Forces recipient to run the design by engineers early to get feedback around technical feasibility — especially around any bells and whistles. Sometimes engineers will be limited due to tech stacks and code bases, sometimes they’ll surprise you with technologies that are up for grabs.

Have you checked how this will work once localised?

This question applies to products that will be available in multiple regions and languages; or for products were content changes drastically from region to region. The question forces the recipient to design with all the regional content requirements in mind.

Have you run an accessibility check on this?

Forces recipient to cater for people with sight or hearing impairments by checking contrast rations, colour combinations, font sizes, and avoid over reliance on audio and motion.

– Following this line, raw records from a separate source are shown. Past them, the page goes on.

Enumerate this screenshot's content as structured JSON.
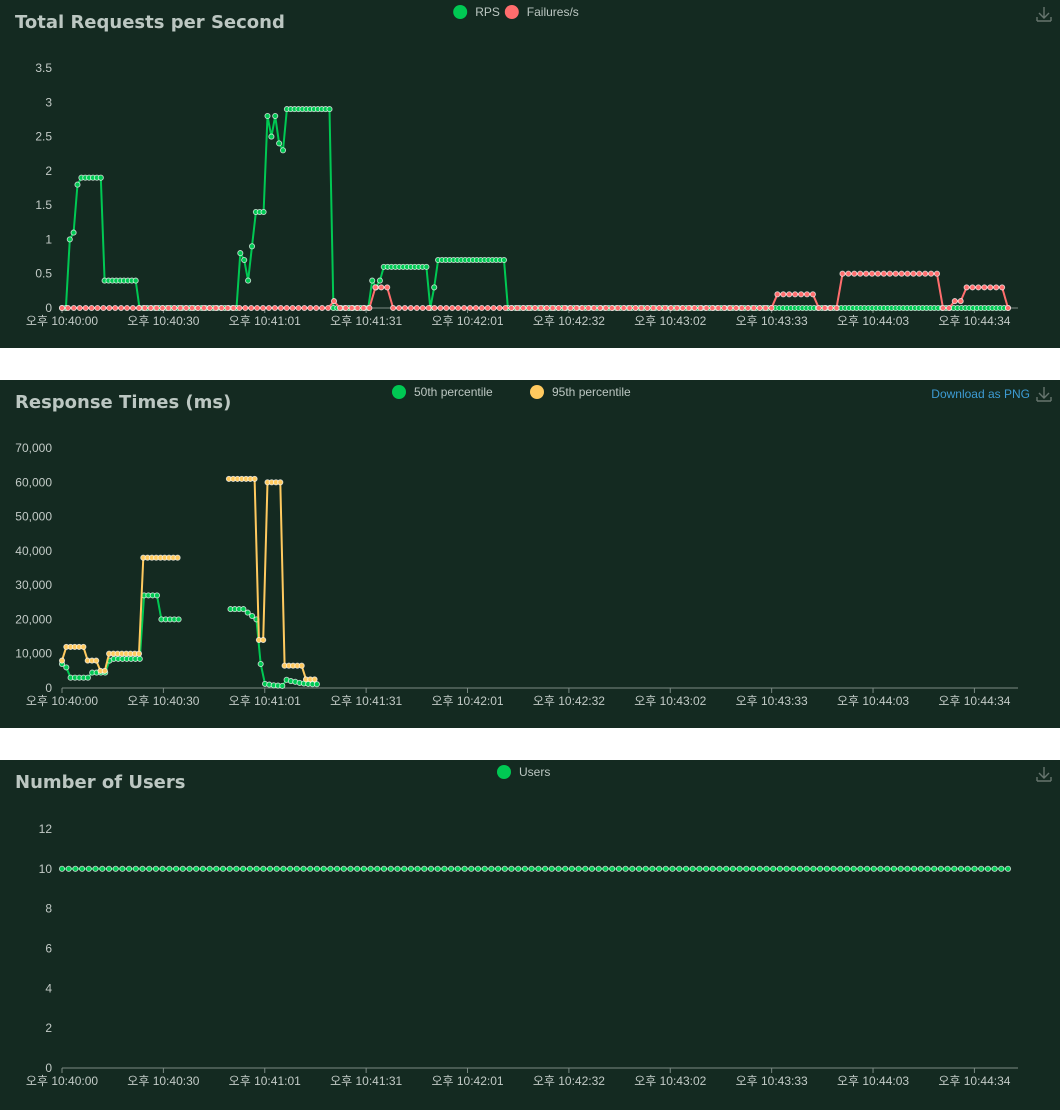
{
  "colors": {
    "green": "#00c853",
    "red": "#ff6d6d",
    "yellow": "#ffca5f",
    "axis_text": "#c3cbc7",
    "panel_bg": "#142a21"
  },
  "icons": {
    "download": "download-icon"
  },
  "chart_data": [
    {
      "type": "line",
      "title": "Total Requests per Second",
      "xlabel": "",
      "ylabel": "",
      "ylim": [
        0,
        3.5
      ],
      "yticks": [
        "0",
        "0.5",
        "1",
        "1.5",
        "2",
        "2.5",
        "3",
        "3.5"
      ],
      "ytick_values": [
        0,
        0.5,
        1,
        1.5,
        2,
        2.5,
        3,
        3.5
      ],
      "xticks": [
        "오후 10:40:00",
        "오후 10:40:30",
        "오후 10:41:01",
        "오후 10:41:31",
        "오후 10:42:01",
        "오후 10:42:32",
        "오후 10:43:02",
        "오후 10:43:33",
        "오후 10:44:03",
        "오후 10:44:34"
      ],
      "legend_position": "top-center",
      "download_label": "",
      "series": [
        {
          "name": "RPS",
          "color": "#00c853",
          "values": [
            0,
            0,
            1,
            1.1,
            1.8,
            1.9,
            1.9,
            1.9,
            1.9,
            1.9,
            1.9,
            0.4,
            0.4,
            0.4,
            0.4,
            0.4,
            0.4,
            0.4,
            0.4,
            0.4,
            0,
            0,
            0,
            0,
            0,
            0,
            0,
            0,
            0,
            0,
            0,
            0,
            0,
            0,
            0,
            0,
            0,
            0,
            0,
            0,
            0,
            0,
            0,
            0,
            0,
            0,
            0.8,
            0.7,
            0.4,
            0.9,
            1.4,
            1.4,
            1.4,
            2.8,
            2.5,
            2.8,
            2.4,
            2.3,
            2.9,
            2.9,
            2.9,
            2.9,
            2.9,
            2.9,
            2.9,
            2.9,
            2.9,
            2.9,
            2.9,
            2.9,
            0,
            0,
            0,
            0,
            0,
            0,
            0,
            0,
            0,
            0,
            0.4,
            0.3,
            0.4,
            0.6,
            0.6,
            0.6,
            0.6,
            0.6,
            0.6,
            0.6,
            0.6,
            0.6,
            0.6,
            0.6,
            0.6,
            0,
            0.3,
            0.7,
            0.7,
            0.7,
            0.7,
            0.7,
            0.7,
            0.7,
            0.7,
            0.7,
            0.7,
            0.7,
            0.7,
            0.7,
            0.7,
            0.7,
            0.7,
            0.7,
            0.7,
            0,
            0,
            0,
            0,
            0,
            0,
            0,
            0,
            0,
            0,
            0,
            0,
            0,
            0,
            0,
            0,
            0,
            0,
            0,
            0,
            0,
            0,
            0,
            0,
            0,
            0,
            0,
            0,
            0,
            0,
            0,
            0,
            0,
            0,
            0,
            0,
            0,
            0,
            0,
            0,
            0,
            0,
            0,
            0,
            0,
            0,
            0,
            0,
            0,
            0,
            0,
            0,
            0,
            0,
            0,
            0,
            0,
            0,
            0,
            0,
            0,
            0,
            0,
            0,
            0,
            0,
            0,
            0,
            0,
            0,
            0,
            0,
            0,
            0,
            0,
            0,
            0,
            0,
            0,
            0,
            0,
            0,
            0,
            0,
            0,
            0,
            0,
            0,
            0,
            0,
            0,
            0,
            0,
            0,
            0,
            0,
            0,
            0,
            0,
            0,
            0,
            0,
            0,
            0,
            0,
            0,
            0,
            0,
            0,
            0,
            0,
            0,
            0,
            0,
            0,
            0,
            0,
            0,
            0,
            0,
            0,
            0,
            0,
            0,
            0,
            0,
            0,
            0,
            0,
            0
          ]
        },
        {
          "name": "Failures/s",
          "color": "#ff6d6d",
          "values": [
            0,
            0,
            0,
            0,
            0,
            0,
            0,
            0,
            0,
            0,
            0,
            0,
            0,
            0,
            0,
            0,
            0,
            0,
            0,
            0,
            0,
            0,
            0,
            0,
            0,
            0,
            0,
            0,
            0,
            0,
            0,
            0,
            0,
            0,
            0,
            0,
            0,
            0,
            0,
            0,
            0,
            0,
            0,
            0,
            0,
            0,
            0.1,
            0,
            0,
            0,
            0,
            0,
            0,
            0.3,
            0.3,
            0.3,
            0,
            0,
            0,
            0,
            0,
            0,
            0,
            0,
            0,
            0,
            0,
            0,
            0,
            0,
            0,
            0,
            0,
            0,
            0,
            0,
            0,
            0,
            0,
            0,
            0,
            0,
            0,
            0,
            0,
            0,
            0,
            0,
            0,
            0,
            0,
            0,
            0,
            0,
            0,
            0,
            0,
            0,
            0,
            0,
            0,
            0,
            0,
            0,
            0,
            0,
            0,
            0,
            0,
            0,
            0,
            0,
            0,
            0,
            0,
            0,
            0,
            0,
            0,
            0,
            0,
            0.2,
            0.2,
            0.2,
            0.2,
            0.2,
            0.2,
            0.2,
            0,
            0,
            0,
            0,
            0.5,
            0.5,
            0.5,
            0.5,
            0.5,
            0.5,
            0.5,
            0.5,
            0.5,
            0.5,
            0.5,
            0.5,
            0.5,
            0.5,
            0.5,
            0.5,
            0.5,
            0,
            0,
            0.1,
            0.1,
            0.3,
            0.3,
            0.3,
            0.3,
            0.3,
            0.3,
            0.3,
            0
          ]
        }
      ]
    },
    {
      "type": "line",
      "title": "Response Times (ms)",
      "xlabel": "",
      "ylabel": "",
      "ylim": [
        0,
        70000
      ],
      "yticks": [
        "0",
        "10,000",
        "20,000",
        "30,000",
        "40,000",
        "50,000",
        "60,000",
        "70,000"
      ],
      "ytick_values": [
        0,
        10000,
        20000,
        30000,
        40000,
        50000,
        60000,
        70000
      ],
      "xticks": [
        "오후 10:40:00",
        "오후 10:40:30",
        "오후 10:41:01",
        "오후 10:41:31",
        "오후 10:42:01",
        "오후 10:42:32",
        "오후 10:43:02",
        "오후 10:43:33",
        "오후 10:44:03",
        "오후 10:44:34"
      ],
      "legend_position": "top-center",
      "download_label": "Download as PNG",
      "series": [
        {
          "name": "50th percentile",
          "color": "#00c853",
          "values": [
            7000,
            6000,
            3000,
            3000,
            3000,
            3000,
            3000,
            4500,
            4500,
            4500,
            4500,
            8000,
            8500,
            8500,
            8500,
            8500,
            8500,
            8500,
            8500,
            27000,
            27000,
            27000,
            27000,
            20000,
            20000,
            20000,
            20000,
            20000,
            null,
            null,
            null,
            null,
            null,
            null,
            null,
            null,
            null,
            null,
            null,
            23000,
            23000,
            23000,
            23000,
            22000,
            21000,
            20000,
            7000,
            1200,
            1000,
            800,
            700,
            600,
            2400,
            2000,
            1800,
            1500,
            1300,
            1200,
            1100,
            1100,
            null,
            null,
            null,
            null,
            null,
            null,
            null,
            null,
            null,
            null,
            null,
            null,
            null,
            null,
            null,
            null,
            null,
            null,
            null,
            null,
            null,
            null,
            null,
            null,
            null,
            null,
            null,
            null,
            null,
            null,
            null,
            null,
            null,
            null,
            null,
            null,
            null,
            null,
            null,
            null,
            null,
            null,
            null,
            null,
            null,
            null,
            null,
            null,
            null,
            null,
            null,
            null,
            null,
            null,
            null,
            null,
            null,
            null,
            null,
            null,
            null,
            null,
            null,
            null,
            null,
            null,
            null,
            null,
            null,
            null,
            null,
            null,
            null,
            null,
            null,
            null,
            null,
            null,
            null,
            null,
            null,
            null,
            null,
            null,
            null,
            null,
            null,
            null,
            null,
            null,
            null,
            null,
            null,
            null,
            null,
            null,
            null,
            null,
            null,
            null,
            null,
            null,
            null,
            null,
            null,
            null,
            null,
            null,
            null,
            null,
            null,
            null,
            null,
            null,
            null,
            null,
            null,
            null,
            null,
            null,
            null,
            null,
            null,
            null,
            null,
            null,
            null,
            null,
            null,
            null,
            null,
            null,
            null,
            null,
            null,
            null,
            null,
            null,
            null,
            null,
            null,
            null,
            null,
            null,
            null,
            null,
            null,
            null,
            null,
            null,
            null,
            null,
            null,
            null,
            null,
            null,
            null,
            null,
            null,
            null
          ]
        },
        {
          "name": "95th percentile",
          "color": "#ffca5f",
          "values": [
            8000,
            12000,
            12000,
            12000,
            12000,
            12000,
            8000,
            8000,
            8000,
            5000,
            5000,
            10000,
            10000,
            10000,
            10000,
            10000,
            10000,
            10000,
            10000,
            38000,
            38000,
            38000,
            38000,
            38000,
            38000,
            38000,
            38000,
            38000,
            null,
            null,
            null,
            null,
            null,
            null,
            null,
            null,
            null,
            null,
            null,
            61000,
            61000,
            61000,
            61000,
            61000,
            61000,
            61000,
            14000,
            14000,
            60000,
            60000,
            60000,
            60000,
            6500,
            6500,
            6500,
            6500,
            6500,
            2500,
            2500,
            2500,
            null,
            null,
            null,
            null,
            null,
            null,
            null,
            null,
            null,
            null,
            null,
            null,
            null,
            null,
            null,
            null,
            null,
            null,
            null,
            null,
            null,
            null,
            null,
            null,
            null,
            null,
            null,
            null,
            null,
            null,
            null,
            null,
            null,
            null,
            null,
            null,
            null,
            null,
            null,
            null,
            null,
            null,
            null,
            null,
            null,
            null,
            null,
            null,
            null,
            null,
            null,
            null,
            null,
            null,
            null,
            null,
            null,
            null,
            null,
            null,
            null,
            null,
            null,
            null,
            null,
            null,
            null,
            null,
            null,
            null,
            null,
            null,
            null,
            null,
            null,
            null,
            null,
            null,
            null,
            null,
            null,
            null,
            null,
            null,
            null,
            null,
            null,
            null,
            null,
            null,
            null,
            null,
            null,
            null,
            null,
            null,
            null,
            null,
            null,
            null,
            null,
            null,
            null,
            null,
            null,
            null,
            null,
            null,
            null,
            null,
            null,
            null,
            null,
            null,
            null,
            null,
            null,
            null,
            null,
            null,
            null,
            null,
            null,
            null,
            null,
            null,
            null,
            null,
            null,
            null,
            null,
            null,
            null,
            null,
            null,
            null,
            null,
            null,
            null,
            null,
            null,
            null,
            null,
            null,
            null,
            null,
            null,
            null,
            null,
            null,
            null,
            null,
            null,
            null,
            null,
            null,
            null,
            null,
            null,
            null,
            null,
            null
          ]
        }
      ]
    },
    {
      "type": "line",
      "title": "Number of Users",
      "xlabel": "",
      "ylabel": "",
      "ylim": [
        0,
        12
      ],
      "yticks": [
        "0",
        "2",
        "4",
        "6",
        "8",
        "10",
        "12"
      ],
      "ytick_values": [
        0,
        2,
        4,
        6,
        8,
        10,
        12
      ],
      "xticks": [
        "오후 10:40:00",
        "오후 10:40:30",
        "오후 10:41:01",
        "오후 10:41:31",
        "오후 10:42:01",
        "오후 10:42:32",
        "오후 10:43:02",
        "오후 10:43:33",
        "오후 10:44:03",
        "오후 10:44:34"
      ],
      "legend_position": "top-center",
      "download_label": "",
      "series": [
        {
          "name": "Users",
          "color": "#00c853",
          "values": [
            10,
            10,
            10,
            10,
            10,
            10,
            10,
            10,
            10,
            10,
            10,
            10,
            10,
            10,
            10,
            10,
            10,
            10,
            10,
            10,
            10,
            10,
            10,
            10,
            10,
            10,
            10,
            10,
            10,
            10,
            10,
            10,
            10,
            10,
            10,
            10,
            10,
            10,
            10,
            10,
            10,
            10,
            10,
            10,
            10,
            10,
            10,
            10,
            10,
            10,
            10,
            10,
            10,
            10,
            10,
            10,
            10,
            10,
            10,
            10,
            10,
            10,
            10,
            10,
            10,
            10,
            10,
            10,
            10,
            10,
            10,
            10,
            10,
            10,
            10,
            10,
            10,
            10,
            10,
            10,
            10,
            10,
            10,
            10,
            10,
            10,
            10,
            10,
            10,
            10,
            10,
            10,
            10,
            10,
            10,
            10,
            10,
            10,
            10,
            10,
            10,
            10,
            10,
            10,
            10,
            10,
            10,
            10,
            10,
            10,
            10,
            10,
            10,
            10,
            10,
            10,
            10,
            10,
            10,
            10,
            10,
            10,
            10,
            10,
            10,
            10,
            10,
            10,
            10,
            10,
            10,
            10,
            10,
            10,
            10,
            10,
            10,
            10,
            10,
            10,
            10,
            10
          ]
        }
      ]
    }
  ]
}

How will this adapt across platforms and breakpoints?

Forces recipient to think about how the design will be received by people with different device preferences. This also helps recipient make modifications where different platforms bring different interaction models or conventions.

Is this in line with our UI and brand guidelines?

Whenever it appears that something doesn’t quite ‘fit’ from a visual perspective, it may be that guidelines have not been observed. This question forces the recipient to follow UI libraries, brand guidelines and product values in general.

Feedback in this phase may be very specific to the project so feel free to zoom into project specifics and provide feedback accordingly.

Feedback forms a part of company culture; some companies insist on it and others perceive it as optional or worse — a waste of precious time.

Whatever your company’s stance may be, you have nothing to lose by asking for and giving it. In cultures were it isn’t the norm, asking for feedback doesn’t indicate weakness, it can make you stand out as a professional who’s serious about your practice. Likewise, giving feedback won’t make you come across as condescending, if given considerately you may only brand yourself as a team player with the customer and business objectives close to heart.

Providing and receiving feedback can help you grow as a professional. It forces you to exercise your analytical muscles, helps you become more articulate and improves your ability to discuss design.

Simply put, everyone gains from a culture of feedback which is why it’s so worthwhile.